Overfeeding. Neons and Cardinals will eat themselves to death - literally. Feed only once per day, flakes or worms, and no more than 6 times per week. Not good for the Guppies either.


----------



## starrysparkle (Aug 4, 2013)

ok will do no more twice a day feeding and I have the fish food that has garlic already in it


----------



## reddevillover (Sep 17, 2013)

I have never killed my neons over feeding them. I always have to overfeed them since they are in with my discus and are faster. Do you look at your aquarium? see any aggression? I would follow what Gizmo said. It's sound advice. And one of those reasons should be the cause..... if not.. it's gotta be aggression from another tank mate.

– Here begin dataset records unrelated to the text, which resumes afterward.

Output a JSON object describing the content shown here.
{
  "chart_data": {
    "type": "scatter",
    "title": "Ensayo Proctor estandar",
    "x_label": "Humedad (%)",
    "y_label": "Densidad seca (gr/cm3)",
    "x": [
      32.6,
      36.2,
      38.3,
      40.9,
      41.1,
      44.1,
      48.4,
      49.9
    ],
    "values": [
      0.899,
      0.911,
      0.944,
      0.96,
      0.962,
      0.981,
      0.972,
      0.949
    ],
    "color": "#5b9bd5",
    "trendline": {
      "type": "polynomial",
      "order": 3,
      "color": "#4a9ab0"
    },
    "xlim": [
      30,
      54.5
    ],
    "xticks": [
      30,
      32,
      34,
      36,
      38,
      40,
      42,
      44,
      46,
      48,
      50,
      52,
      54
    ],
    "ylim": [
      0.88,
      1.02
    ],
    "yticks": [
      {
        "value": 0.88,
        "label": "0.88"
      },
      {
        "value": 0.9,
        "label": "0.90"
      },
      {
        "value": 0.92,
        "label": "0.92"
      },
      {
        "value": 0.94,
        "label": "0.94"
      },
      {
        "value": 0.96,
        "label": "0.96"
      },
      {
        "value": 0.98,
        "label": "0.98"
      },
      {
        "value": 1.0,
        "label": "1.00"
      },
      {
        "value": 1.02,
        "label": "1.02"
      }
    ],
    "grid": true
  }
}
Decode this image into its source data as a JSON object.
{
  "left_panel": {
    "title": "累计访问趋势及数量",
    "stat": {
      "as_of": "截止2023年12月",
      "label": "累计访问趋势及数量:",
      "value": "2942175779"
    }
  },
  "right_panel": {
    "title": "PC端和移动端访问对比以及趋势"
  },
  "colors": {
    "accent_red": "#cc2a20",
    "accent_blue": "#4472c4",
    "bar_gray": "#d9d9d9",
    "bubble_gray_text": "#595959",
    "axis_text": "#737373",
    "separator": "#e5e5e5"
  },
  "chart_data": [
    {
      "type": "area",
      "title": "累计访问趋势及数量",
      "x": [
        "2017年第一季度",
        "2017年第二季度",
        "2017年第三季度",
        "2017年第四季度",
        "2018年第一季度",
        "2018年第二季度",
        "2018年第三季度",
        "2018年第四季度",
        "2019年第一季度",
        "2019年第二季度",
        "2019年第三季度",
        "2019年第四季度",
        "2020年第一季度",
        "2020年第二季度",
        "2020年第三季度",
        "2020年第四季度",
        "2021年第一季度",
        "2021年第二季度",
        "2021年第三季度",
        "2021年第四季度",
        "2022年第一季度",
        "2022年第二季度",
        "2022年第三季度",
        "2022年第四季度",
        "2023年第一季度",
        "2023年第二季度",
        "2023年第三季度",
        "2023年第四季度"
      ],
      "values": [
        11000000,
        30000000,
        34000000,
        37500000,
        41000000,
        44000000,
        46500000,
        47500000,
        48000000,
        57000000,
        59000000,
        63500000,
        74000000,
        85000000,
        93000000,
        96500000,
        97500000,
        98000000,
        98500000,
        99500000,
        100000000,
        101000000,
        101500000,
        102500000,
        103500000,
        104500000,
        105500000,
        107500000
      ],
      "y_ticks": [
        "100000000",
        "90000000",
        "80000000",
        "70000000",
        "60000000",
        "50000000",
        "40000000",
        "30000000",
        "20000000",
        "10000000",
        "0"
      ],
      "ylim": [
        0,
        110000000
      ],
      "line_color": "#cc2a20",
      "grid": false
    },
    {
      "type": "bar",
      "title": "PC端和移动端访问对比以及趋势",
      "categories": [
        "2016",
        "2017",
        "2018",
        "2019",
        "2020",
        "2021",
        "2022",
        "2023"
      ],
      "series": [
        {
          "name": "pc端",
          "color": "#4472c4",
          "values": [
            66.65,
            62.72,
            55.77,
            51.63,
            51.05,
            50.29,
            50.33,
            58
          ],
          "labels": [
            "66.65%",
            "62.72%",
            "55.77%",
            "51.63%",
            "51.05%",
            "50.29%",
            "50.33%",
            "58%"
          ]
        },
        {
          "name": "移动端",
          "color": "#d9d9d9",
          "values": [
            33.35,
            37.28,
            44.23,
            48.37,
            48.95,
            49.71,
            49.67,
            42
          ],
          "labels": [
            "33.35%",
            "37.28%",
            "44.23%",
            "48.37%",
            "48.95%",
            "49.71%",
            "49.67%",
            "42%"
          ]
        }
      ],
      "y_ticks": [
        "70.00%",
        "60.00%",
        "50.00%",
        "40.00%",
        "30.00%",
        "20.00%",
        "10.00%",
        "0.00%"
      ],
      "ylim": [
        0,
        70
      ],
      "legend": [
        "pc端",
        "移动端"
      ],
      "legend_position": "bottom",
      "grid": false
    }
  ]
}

Each fish act differently so really, it could be anything.


----------



## starrysparkle (Aug 4, 2013)

my gold skirt tetras are exceptionally nippy and try to chase the other fish around I am suspecting them and some of my mollies are a bit nasty in disposition 
thanks everyone


----------



## starrysparkle (Aug 4, 2013)

oh and I also have 2 platies with some ragged edges on their fins ,, so I treated them for fin rot ,, but all the other fish look fine ,, is fin rot contagious to the other fish??


----------



## coralbandit (Jul 29, 2012)

Although cardinals and neons are different it is written and suggested that cards be fed only every other day to prolong their lifespan.In the wild they are basically considered "annuals" ,but can last 4 years or so in aquariums.
Being the smallest and most timid aggression from the other tetras is likely stressing them to death.


----------



## Gizmo (Dec 6, 2010)

Fin rot is a degradation of the tissue caused by poor water quality, so the "contagious" nature of fin rot is this - if one fish has fin rot, other fish might get it, but not from that one fish, rather from a hostile tank environment.


----------



## starrysparkle (Aug 4, 2013)

all my water parameters are fine I just got the platies and they already had some ragged edges when I got them ( petsmart ) all the other fish are fine though happily making more babies lol ,,,I did put some melafix in the tank and some salt ,,, after one night with the melafix the fish already look better hope the salt helps some too,, I did not feed them today either taking jrman83's advice but I feel kinda bad everytime I walk by the tank the swim up to the top expecting food I put my hand in the tank to get some plants of my filter and they were nipping at my hands ,,,the little dudes are hungry but I will wait until tomorrow


----------